Медянская протерла пистолет бархатной тряпкой, в которую он был завернут, и убрала обратно. Стала открывать коробки и даже растерялась: в них были медали, ордена, какие-то почетные знаки и значки. В последние годы их дарили много, и Иосиф, проживший бедную в детстве жизнь, с удовольствием их принимал и складывал. Нет, он не относился к ним серьезно, но все же дорожил. «Награда есть награда» – так он и говорил. А еще добавлял, как Кутузов из «Гусарской баллады», вручивший крест героине Голубкиной: «Наградами не разбрасывайся! Заслужил – носи!»
Виктория вздохнула и, видя, что с наградами и за весь вечер не разобраться, отложила коробки в сторону. Открыла первую папку. Какие-то иностранные названия. Герб, непонятное название «NIEVE». Внутри бланки, счета.

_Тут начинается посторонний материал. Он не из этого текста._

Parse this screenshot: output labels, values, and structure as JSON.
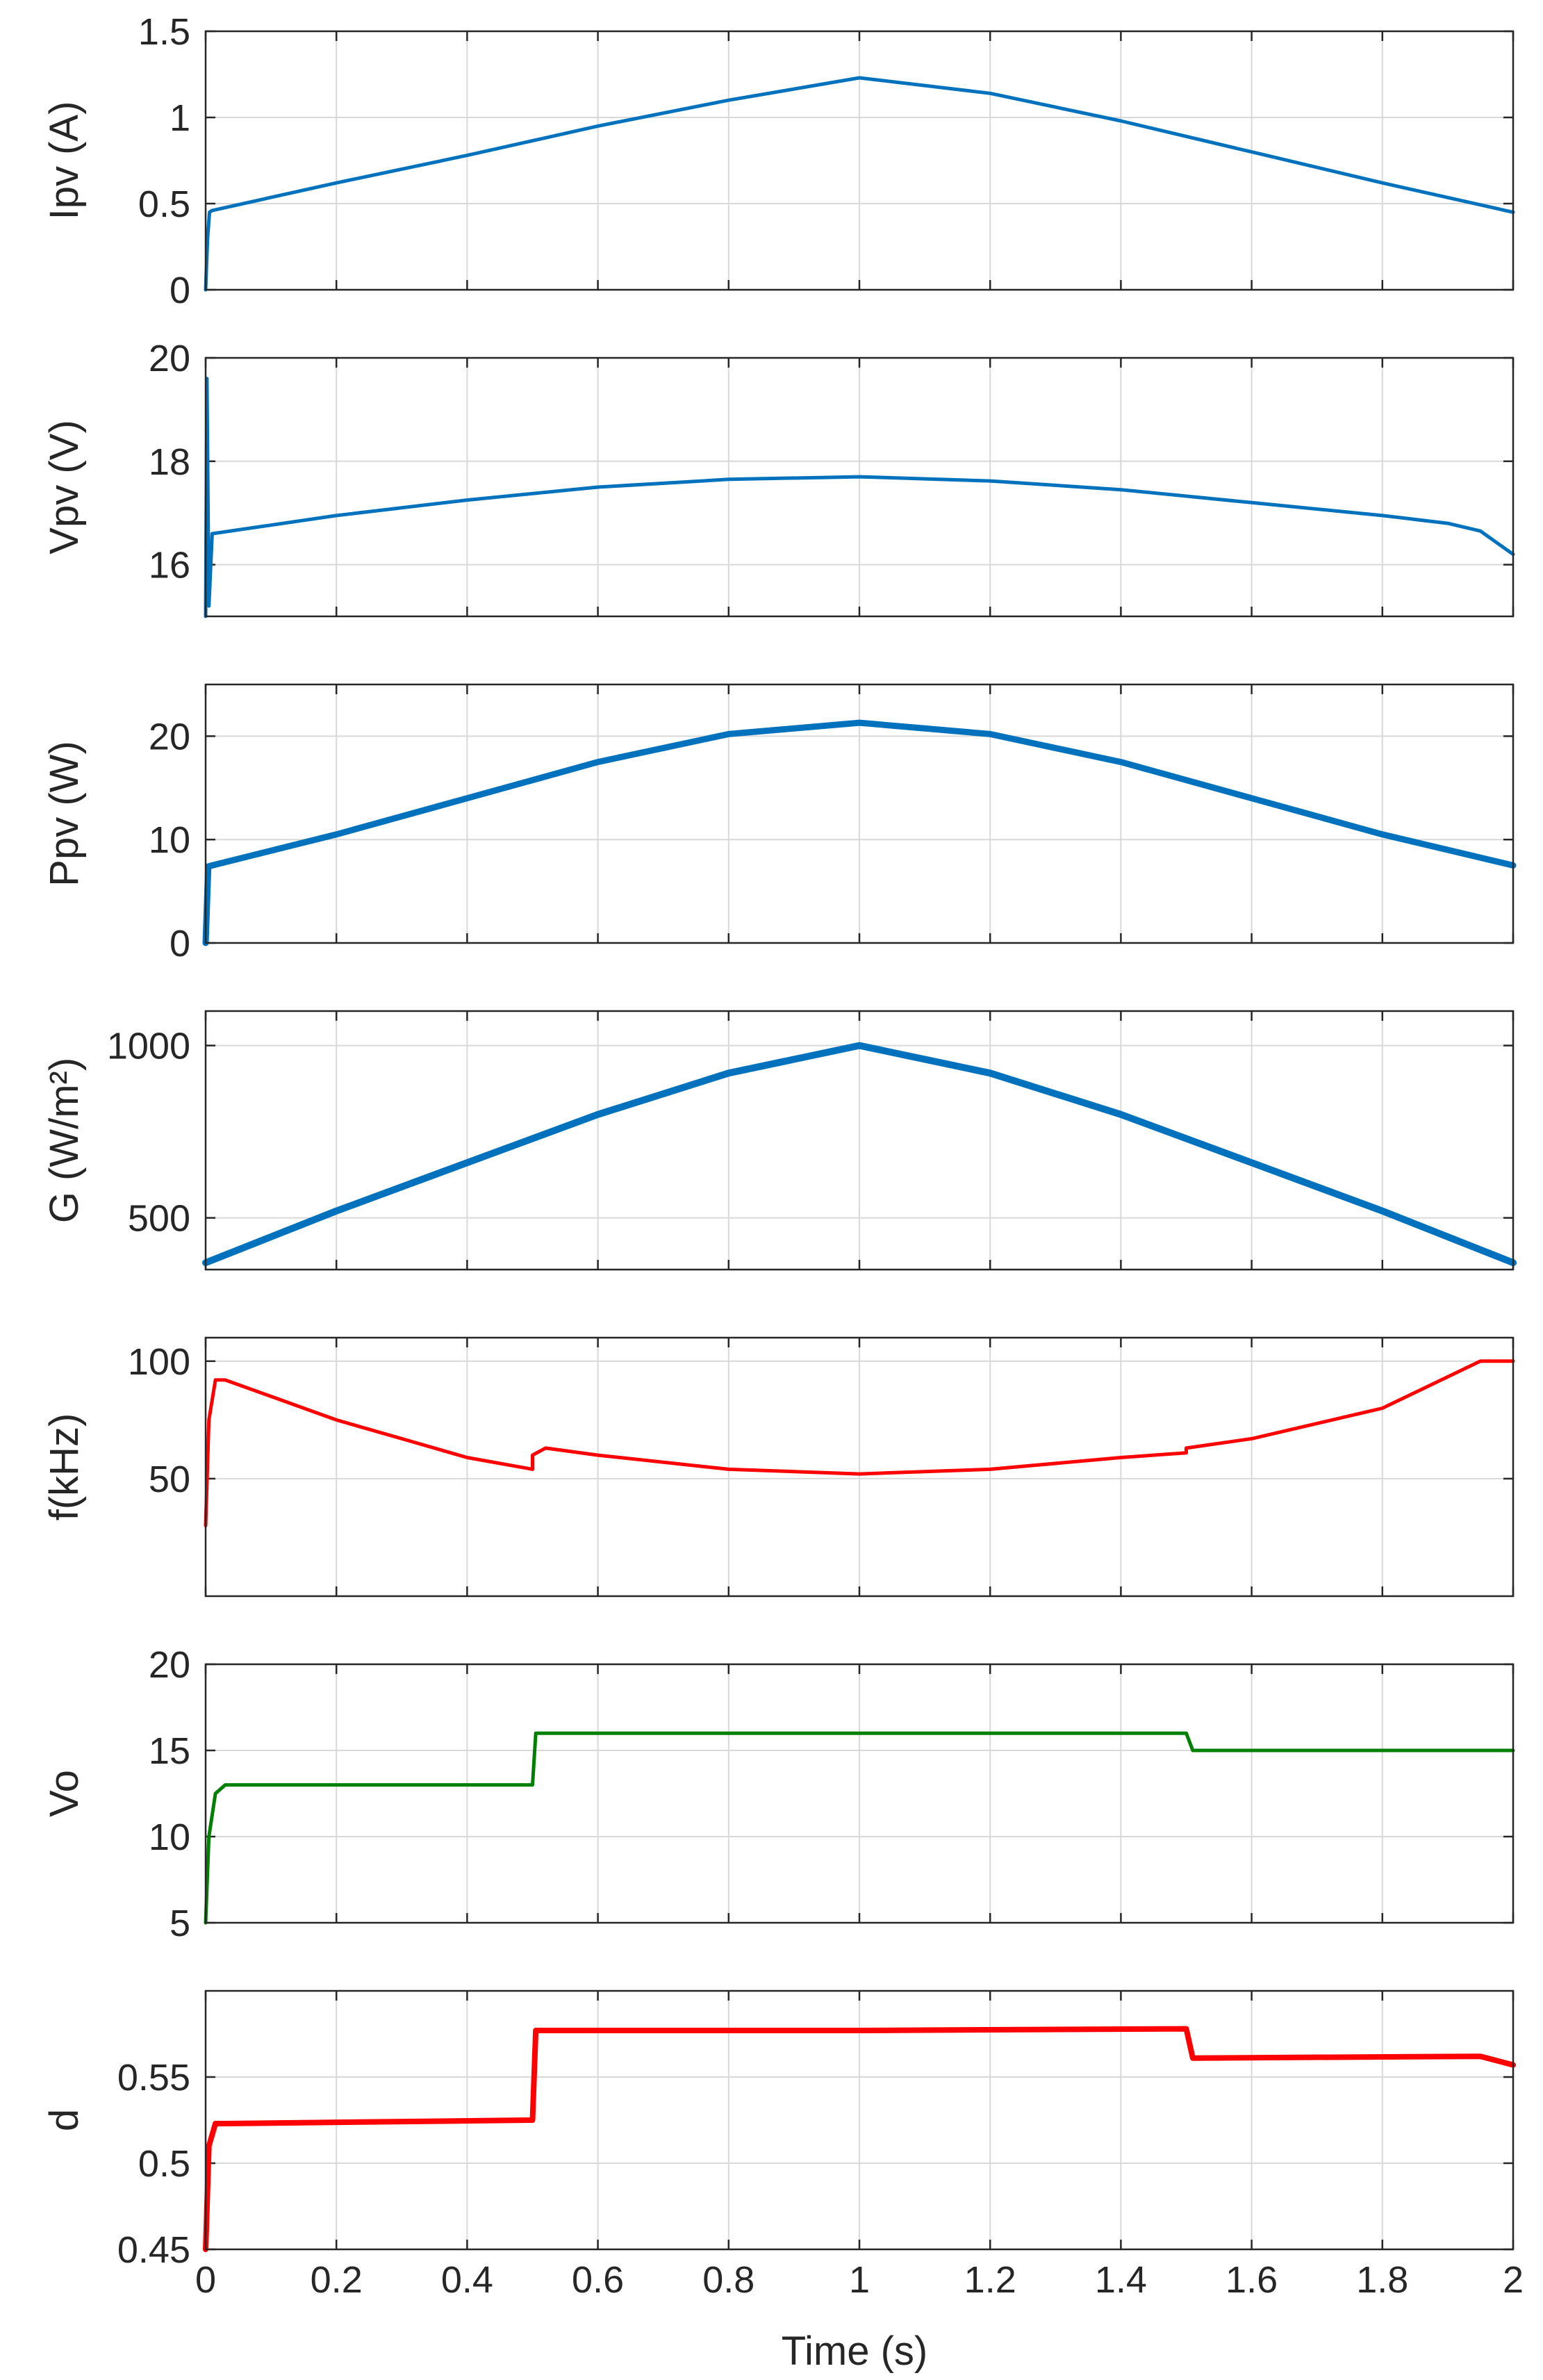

«Видимо, документы на какие-то иностранные компании…» – предположила Виктория и признала, что сама в этом разобраться не в состоянии; требовался хоть кто-то, кто смог бы объяснить, что это, и правильно распорядиться документами.
«Ну не к нотариусу же тащить все эти бумаги!»

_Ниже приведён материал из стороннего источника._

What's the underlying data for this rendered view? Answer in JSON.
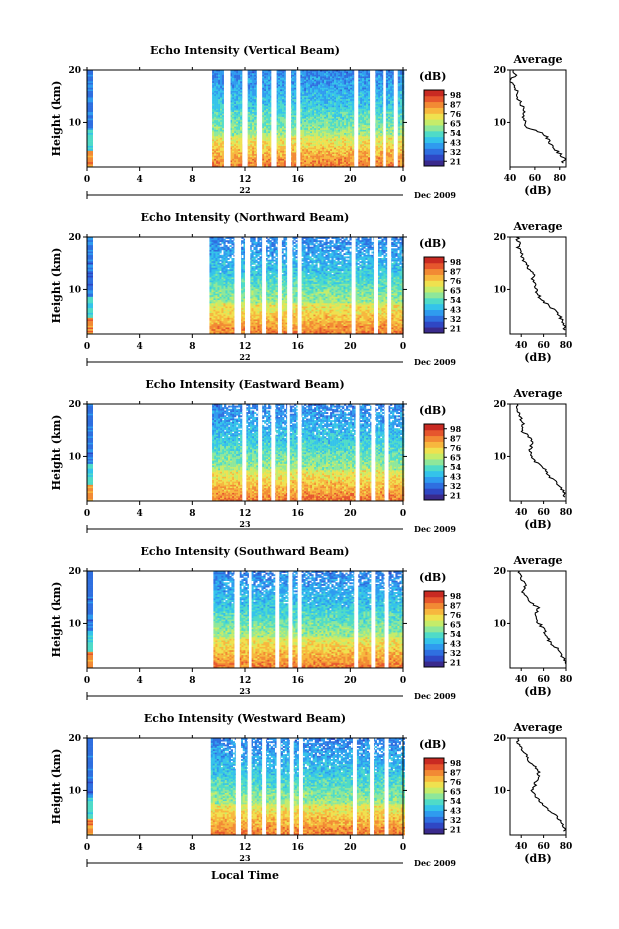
{
  "colors": [
    "#3a2a8c",
    "#2f47c4",
    "#2f6fe0",
    "#2f9bef",
    "#34c3ea",
    "#4fdbc8",
    "#8ee79a",
    "#c5ec6a",
    "#efe14f",
    "#f7b73e",
    "#f28a34",
    "#e6562d",
    "#c92a22"
  ],
  "colorbar": {
    "unit": "(dB)",
    "ticks": [
      "98",
      "87",
      "76",
      "65",
      "54",
      "43",
      "32",
      "21"
    ]
  },
  "date_label": "Dec 2009",
  "xlabel_bottom": "Local Time",
  "profile_title": "Average",
  "profile_xlabel": "(dB)",
  "chart_data": [
    {
      "type": "heatmap",
      "title": "Echo Intensity (Vertical Beam)",
      "ylabel": "Height (km)",
      "xlim": [
        0,
        24
      ],
      "ylim": [
        1.5,
        20
      ],
      "x_ticks": [
        "0",
        "4",
        "8",
        "12",
        "16",
        "20",
        "0"
      ],
      "y_ticks": [
        "20",
        "10"
      ],
      "day_label": "22",
      "data_start_hour": 9.5,
      "gaps": [
        [
          10.4,
          10.9
        ],
        [
          11.8,
          12.2
        ],
        [
          12.9,
          13.3
        ],
        [
          14.0,
          14.4
        ],
        [
          15.1,
          15.5
        ],
        [
          15.9,
          16.2
        ],
        [
          20.3,
          20.6
        ],
        [
          21.5,
          21.9
        ],
        [
          22.5,
          22.7
        ],
        [
          23.3,
          23.6
        ]
      ],
      "profile": {
        "type": "line",
        "xlim": [
          40,
          85
        ],
        "x_ticks": [
          "40",
          "60",
          "80"
        ],
        "y_ticks": [
          "20",
          "10"
        ],
        "height": [
          20,
          19,
          18,
          17,
          16,
          15,
          14,
          13,
          12,
          11,
          10,
          9,
          8,
          7,
          6,
          5,
          4,
          3,
          2
        ],
        "value": [
          42,
          44,
          40,
          43,
          45,
          44,
          48,
          50,
          52,
          50,
          52,
          54,
          66,
          70,
          72,
          76,
          80,
          84,
          82
        ]
      }
    },
    {
      "type": "heatmap",
      "title": "Echo Intensity (Northward Beam)",
      "ylabel": "Height (km)",
      "xlim": [
        0,
        24
      ],
      "ylim": [
        1.5,
        20
      ],
      "x_ticks": [
        "0",
        "4",
        "8",
        "12",
        "16",
        "20",
        "0"
      ],
      "y_ticks": [
        "20",
        "10"
      ],
      "day_label": "22",
      "data_start_hour": 9.3,
      "gaps": [
        [
          11.2,
          11.7
        ],
        [
          12.0,
          12.4
        ],
        [
          13.3,
          13.6
        ],
        [
          14.5,
          14.8
        ],
        [
          15.2,
          15.6
        ],
        [
          16.0,
          16.3
        ],
        [
          20.1,
          20.4
        ],
        [
          21.8,
          22.1
        ],
        [
          22.8,
          23.1
        ]
      ],
      "profile": {
        "type": "line",
        "xlim": [
          30,
          80
        ],
        "x_ticks": [
          "40",
          "60",
          "80"
        ],
        "y_ticks": [
          "20",
          "10"
        ],
        "height": [
          20,
          19,
          18,
          17,
          16,
          15,
          14,
          13,
          12,
          11,
          10,
          9,
          8,
          7,
          6,
          5,
          4,
          3,
          2
        ],
        "value": [
          36,
          38,
          37,
          40,
          41,
          44,
          47,
          52,
          50,
          52,
          53,
          55,
          58,
          64,
          70,
          74,
          77,
          79,
          78
        ]
      }
    },
    {
      "type": "heatmap",
      "title": "Echo Intensity (Eastward Beam)",
      "ylabel": "Height (km)",
      "xlim": [
        0,
        24
      ],
      "ylim": [
        1.5,
        20
      ],
      "x_ticks": [
        "0",
        "4",
        "8",
        "12",
        "16",
        "20",
        "0"
      ],
      "y_ticks": [
        "20",
        "10"
      ],
      "day_label": "23",
      "data_start_hour": 9.5,
      "gaps": [
        [
          11.8,
          12.1
        ],
        [
          13.0,
          13.3
        ],
        [
          14.0,
          14.3
        ],
        [
          15.2,
          15.4
        ],
        [
          16.0,
          16.3
        ],
        [
          20.4,
          20.7
        ],
        [
          21.6,
          21.9
        ],
        [
          22.6,
          22.9
        ]
      ],
      "profile": {
        "type": "line",
        "xlim": [
          30,
          80
        ],
        "x_ticks": [
          "40",
          "60",
          "80"
        ],
        "y_ticks": [
          "20",
          "10"
        ],
        "height": [
          20,
          19,
          18,
          17,
          16,
          15,
          14,
          13,
          12,
          11,
          10,
          9,
          8,
          7,
          6,
          5,
          4,
          3,
          2
        ],
        "value": [
          36,
          35,
          38,
          40,
          42,
          40,
          46,
          50,
          49,
          48,
          50,
          52,
          60,
          62,
          66,
          72,
          76,
          79,
          78
        ]
      }
    },
    {
      "type": "heatmap",
      "title": "Echo Intensity (Southward Beam)",
      "ylabel": "Height (km)",
      "xlim": [
        0,
        24
      ],
      "ylim": [
        1.5,
        20
      ],
      "x_ticks": [
        "0",
        "4",
        "8",
        "12",
        "16",
        "20",
        "0"
      ],
      "y_ticks": [
        "20",
        "10"
      ],
      "day_label": "23",
      "data_start_hour": 9.6,
      "gaps": [
        [
          11.2,
          11.6
        ],
        [
          12.3,
          12.5
        ],
        [
          14.3,
          14.6
        ],
        [
          15.3,
          15.6
        ],
        [
          16.0,
          16.3
        ],
        [
          20.3,
          20.6
        ],
        [
          21.6,
          21.9
        ],
        [
          22.6,
          22.9
        ]
      ],
      "profile": {
        "type": "line",
        "xlim": [
          30,
          80
        ],
        "x_ticks": [
          "40",
          "60",
          "80"
        ],
        "y_ticks": [
          "20",
          "10"
        ],
        "height": [
          20,
          19,
          18,
          17,
          16,
          15,
          14,
          13,
          12,
          11,
          10,
          9,
          8,
          7,
          6,
          5,
          4,
          3,
          2
        ],
        "value": [
          38,
          40,
          42,
          44,
          40,
          46,
          48,
          56,
          54,
          52,
          56,
          60,
          62,
          64,
          68,
          74,
          76,
          79,
          80
        ]
      }
    },
    {
      "type": "heatmap",
      "title": "Echo Intensity (Westward Beam)",
      "ylabel": "Height (km)",
      "xlim": [
        0,
        24
      ],
      "ylim": [
        1.5,
        20
      ],
      "x_ticks": [
        "0",
        "4",
        "8",
        "12",
        "16",
        "20",
        "0"
      ],
      "y_ticks": [
        "20",
        "10"
      ],
      "day_label": "23",
      "data_start_hour": 9.4,
      "gaps": [
        [
          11.3,
          11.7
        ],
        [
          12.2,
          12.5
        ],
        [
          13.3,
          13.6
        ],
        [
          14.4,
          14.7
        ],
        [
          15.4,
          15.7
        ],
        [
          16.1,
          16.4
        ],
        [
          20.2,
          20.5
        ],
        [
          21.5,
          21.8
        ],
        [
          22.6,
          22.9
        ]
      ],
      "profile": {
        "type": "line",
        "xlim": [
          30,
          80
        ],
        "x_ticks": [
          "40",
          "60",
          "80"
        ],
        "y_ticks": [
          "20",
          "10"
        ],
        "height": [
          20,
          19,
          18,
          17,
          16,
          15,
          14,
          13,
          12,
          11,
          10,
          9,
          8,
          7,
          6,
          5,
          4,
          3,
          2
        ],
        "value": [
          38,
          37,
          40,
          44,
          46,
          50,
          55,
          56,
          54,
          52,
          50,
          52,
          56,
          62,
          66,
          72,
          76,
          78,
          79
        ]
      }
    }
  ]
}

Медянская снова вздохнула и поймала себя на мысли, что не видит в своем окружении никого, кому она могла бы доверить ведение своего наследственного дела. А наследство после Иосифа осталось немалое. Прежде она никогда об этом не задумывалась и вообще не хотела думать о смерти. Ей хотелось прожить жизнь легко и красиво. Но, увы, этого не получилось ни с первым мужем Женей Кузьминым, который вдруг запил и чуть не пропил ее вместе со всем имуществом, ни со вторым – Иосифом Шлицем, который хоть и носил ее на руках, всегда был ближе к своим птенцам-артистам, а теперь и вовсе покинул ее одну-одинешеньку. Виктория всхлипнула, но тут же остановилась. Она дала себе слово теперь хотя бы пожить для себя.
– Где же деньги? – спросила Медянская, разложив папки и коробки, и сама же ответила: – А нету-у-у-у! М-да. Ситуасьон дифисиль.

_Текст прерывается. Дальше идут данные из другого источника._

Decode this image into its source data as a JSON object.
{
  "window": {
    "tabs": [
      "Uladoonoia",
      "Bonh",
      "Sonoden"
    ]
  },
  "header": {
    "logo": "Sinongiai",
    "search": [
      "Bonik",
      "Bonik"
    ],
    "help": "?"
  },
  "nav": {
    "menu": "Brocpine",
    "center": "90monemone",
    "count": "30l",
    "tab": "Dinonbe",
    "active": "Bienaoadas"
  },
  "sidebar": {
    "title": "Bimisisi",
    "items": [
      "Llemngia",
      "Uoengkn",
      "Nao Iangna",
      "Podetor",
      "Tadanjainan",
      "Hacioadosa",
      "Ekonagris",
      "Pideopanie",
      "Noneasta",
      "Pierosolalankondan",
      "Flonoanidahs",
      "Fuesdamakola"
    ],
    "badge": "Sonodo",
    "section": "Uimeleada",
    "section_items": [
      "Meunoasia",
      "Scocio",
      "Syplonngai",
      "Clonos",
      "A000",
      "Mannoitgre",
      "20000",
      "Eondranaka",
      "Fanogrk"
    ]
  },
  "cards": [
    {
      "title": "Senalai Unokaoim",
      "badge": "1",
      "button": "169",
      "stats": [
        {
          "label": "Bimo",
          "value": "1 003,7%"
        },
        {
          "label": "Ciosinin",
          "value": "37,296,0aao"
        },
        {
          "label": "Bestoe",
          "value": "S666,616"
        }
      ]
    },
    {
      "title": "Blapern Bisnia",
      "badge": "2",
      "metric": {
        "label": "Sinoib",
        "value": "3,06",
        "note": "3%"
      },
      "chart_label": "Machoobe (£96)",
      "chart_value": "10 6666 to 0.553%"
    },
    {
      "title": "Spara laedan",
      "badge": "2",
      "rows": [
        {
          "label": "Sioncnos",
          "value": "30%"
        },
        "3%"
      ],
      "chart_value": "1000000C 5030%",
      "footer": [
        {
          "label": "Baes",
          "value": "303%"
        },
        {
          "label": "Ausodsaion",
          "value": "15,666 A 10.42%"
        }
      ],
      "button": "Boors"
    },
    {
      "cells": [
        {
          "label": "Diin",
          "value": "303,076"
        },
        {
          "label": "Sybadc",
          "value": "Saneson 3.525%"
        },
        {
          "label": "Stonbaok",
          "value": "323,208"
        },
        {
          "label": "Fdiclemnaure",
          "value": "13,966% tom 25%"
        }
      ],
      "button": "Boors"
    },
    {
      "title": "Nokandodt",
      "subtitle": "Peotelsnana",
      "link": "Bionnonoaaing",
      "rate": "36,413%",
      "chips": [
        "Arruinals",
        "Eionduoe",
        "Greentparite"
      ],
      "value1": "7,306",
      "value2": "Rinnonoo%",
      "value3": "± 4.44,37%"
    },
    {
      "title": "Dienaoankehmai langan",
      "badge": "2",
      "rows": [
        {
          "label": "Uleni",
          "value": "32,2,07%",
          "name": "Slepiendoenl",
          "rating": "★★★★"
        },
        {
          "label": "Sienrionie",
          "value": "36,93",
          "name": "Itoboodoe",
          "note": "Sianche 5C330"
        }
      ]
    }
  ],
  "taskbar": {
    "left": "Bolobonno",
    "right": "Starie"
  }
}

Это французское выражение всплыло само собой – кажется, учила в средней школе, но денег и впрямь не было в сейфе. А они ей были очень нужны. Митя так и не привез выручку и, несмотря на обещания, усиленно где-то прятался. Кисс попросила оплатить поездку. Домработнице нужно было заплатить за два месяца – как назло, Виктория пропустила срок. Да и продукты как-то в доме закончились.
Нет, девчонки, конечно, собрали какие-то деньги от друзей, но она все им же и отдала, так как они за все платили и поминки организовывали, хотя и Осю-то сильно не любили. Еще какие-то конверты – явно с деньгами – давали ей на поминках – и Гарик, и, кажется, Фрост… Виктория помнила, как машинально совала их в черную сумочку, что была с ней на похоронах. Зашла в спальню, порылась в комоде и выудила ту сумку.
«О-о-о… Хоть что-то!»
В первом конверте – от Гарика – оказалось целых пятьдесят тысяч евро. Новенькими ровными сиреневыми бумажками. Карта Европы, длинный подвесной мост, стеклянные фасады офисов на обороте. Она разглядывала их и, кажется, впервые после своей сытой юности и расставания с первым мужем почувствовала уважение к тем, кто зарабатывает деньги. И главное – к тем, кто их возвращает. Приложила одну бумажку ко лбу – цыганская примета – и прошептала:
– Спасибо, Гарик! Мне сейчас это пригодится.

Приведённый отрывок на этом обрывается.